By 1840, a Ngati Whatua hapu had cautiously reclaimed the isthmus and had sent a delegation to Waitangi, offering some land for the capital as their protection from further raids.
The subtribe was living mainly at Onehunga when Logan Campbell and William Brown found their chief, Apihai Te Kawau, and asked if they could buy Remuera.
From North Head you can see the Remuera ridge where, with Apihai's "no" ringing in their ears, the pair gazed down on the Gulf and decided to buy Motukorea (Browns Island) from a Hauraki tribe in the meantime.
They were over there, raising pigs on Motukorea, when they saw the government survey ship arrive. They saw it sail into the Tamaki River rather than the Waitemata.
Hobson's surveyor thought Panmure was the obvious site for the town. It had been the Maori population centre and its headland commanded the water highway from the north to the Waikato. But Hobson found the inlet too shallow.
His scouts went into the Waitemata. From North Head you can look up the harbour and, with an effort, imagine the bays that Hobson's boat explored. Freemans Bay is now Victoria Park, St Marys Bay is motorway. Commercial Bay, which he settled upon, is Customs and Quay Sts.
The spot where his party finally anchored is said to be near the end of Queens Wharf. They built a government store on the foreshore where Shortland St meets Queen St today.
Hard on their heels came enterprising adventurers such as Campbell and Brown and land sharks from Sydney who knew how fast property values rose in the first years of a settlement.
Tents and then shops soon stood on the Shortland St rise, all the way up to Princes St where houses were built for the Governor and his officials, looking down into a little bay that is now Anzac Ave.
Next to it, at the bottom of Constitution Hill, was Mechanics Bay where Maori beached their waka when they came to trade. The tide must have washed almost to Stanley St and the edge of the Domain.

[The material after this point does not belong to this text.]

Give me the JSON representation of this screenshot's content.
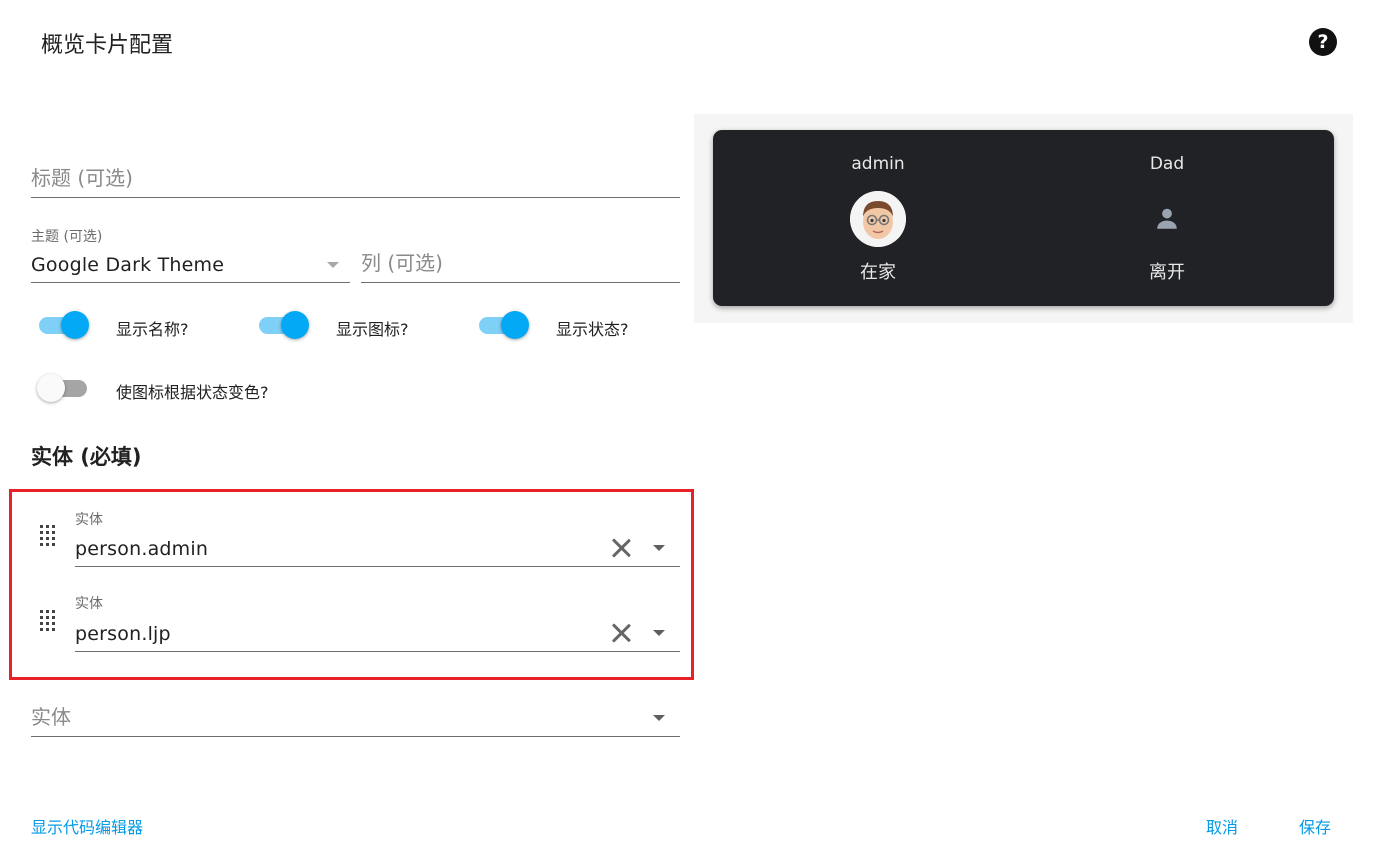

Auckland has buried its original waterfront, with few regrets. Old photographs show an ugly shore cluttered with the usual marine industry detritus.
I have a large framed photo over my fireplace shot with a wide-angle lens from a balloon above the end of Queens Wharf a century ago. It is there for historical interest, not beauty.
The wharf looks charmless. To its west there is no Viaduct Harbour, no Wynyard Quarter, no Victoria Park, just a shoreline of oily junk all the way to the rubbish incinerator that became Victoria Park Market. East of it, there are no container wharves, no Tamaki Drive.
Reclamations of the Waitemata have been for the better but there comes a time to draw the line. Port plans highlighted by the Herald this week might be too much. It is hard to tell.
The navy, which usually has a frigate out for the Anniversary Day Regatta, should anchor on the outermost line of possible wharf extensions on Monday. It is not until you can see something encroaching too far on a scene of value that you realise how delicate the scale of things can be.
Additions as trifling as flags on the harbour bridge can ruin elegance. But, then, big is not necessarily bad. The Sky Tower looked out of scale when first built. Now it is superb.
Auckland is not given to celebrating its past or present. The regatta re-enacts one of the city's founding events but landlubbers need to honour the anniversary too. Perhaps a walk on North Head will do.